Die öffentlich gewordenen Chats der Kurz-Affäre zeigen: Sebastian Kurz blockierte 1,2 Milliarden Euro für den Ausbau der Nachmittagsbetreuung mit Rechtsanspruch. Nur damit die Regierung Kern-Mitterlehner keinen Erfolg feiern konnte. Dieser Chat schmerzt die ÖVP so sehr, dass ihr Generalsekretär nun ausrückt und Lügen erzählt. Ein Faktencheck.
Die ÖVP versucht jetzt die Chats umzudeuten, die Sebastian Kurz nicht nur juristisch schwer belasten. Denn neben dem Tatverdacht der Untreue und Bestechlichkeit stellt sich auch die Frage der politischen Verantwortung. Die Chats zeigen, dass Kurz und sein engster Kreis die Abschaffung der kalten Progression und den Ausbau der Nachmittagsbetreuung mit Rechtsanspruch um 1,2 Milliarden Euro verhinderten. Sie zeigen wie Kurz und Co mit gefälschten Umfragen die öffentliche Meinung zu ihren Gunsten manipulieren wollten. Doch das Öffentlich Werden der Chats führte zu keinem Wechsel im Umgang mit der Wahrheit. Im Gegenteil: ÖVP-Generalsekretär Axel Melchior rückt mit einer Neuinterpretation der Chats aus, die nachweislich falsch ist.

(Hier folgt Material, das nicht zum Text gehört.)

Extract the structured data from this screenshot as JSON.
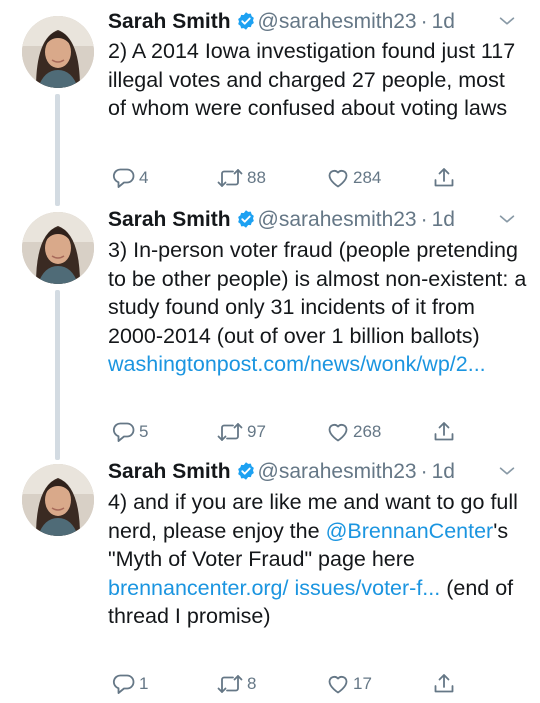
{
  "tweets": [
    {
      "name": "Sarah Smith",
      "handle": "@sarahesmith23",
      "time": "1d",
      "text": "2) A 2014 Iowa investigation found just 117 illegal votes and charged 27 people, most of whom were confused about voting laws",
      "replies": "4",
      "retweets": "88",
      "likes": "284"
    },
    {
      "name": "Sarah Smith",
      "handle": "@sarahesmith23",
      "time": "1d",
      "text": "3) In-person voter fraud (people pretending to be other people) is almost non-existent: a study found only 31 incidents of it from 2000-2014 (out of over 1 billion ballots)",
      "link": "washingtonpost.com/news/wonk/wp/2...",
      "replies": "5",
      "retweets": "97",
      "likes": "268"
    },
    {
      "name": "Sarah Smith",
      "handle": "@sarahesmith23",
      "time": "1d",
      "text_a": "4) and if you are like me and want to go full nerd, please enjoy the",
      "mention": "@BrennanCenter",
      "text_b": "'s \"Myth of Voter Fraud\" page here",
      "link": "brennancenter.org/ issues/voter-f...",
      "text_c": "(end of thread I promise)",
      "replies": "1",
      "retweets": "8",
      "likes": "17"
    }
  ],
  "icons": {
    "verified": "verified-badge-icon",
    "caret": "chevron-down-icon",
    "reply": "reply-icon",
    "retweet": "retweet-icon",
    "like": "heart-icon",
    "share": "share-icon"
  },
  "colors": {
    "link": "#1b95e0",
    "secondary": "#657786",
    "thread_line": "#d3dbe2",
    "verified": "#1da1f2"
  }
}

Es ging nie um eine verpflichtende Ganztagsschule
Melchior behauptet gegenüber der Krone, die Chats zur Kinderbetreuung werden „offenbar bewusst verdreht, nur weil sich Sebastian Kurz gegen die verpflichtende Ganztagsschule“ einsetzte. Melchior meint damit diesen Chat zwischen Kurz und Thomas Schmid:
Der Chat für sich genommen, zeigt schon, dass es der ÖVP-Generalsekretär ist, der hier etwas verdreht. Schließlich bezeichnet Thomas Schmid die Maßnahme als „echt geiles Programm“.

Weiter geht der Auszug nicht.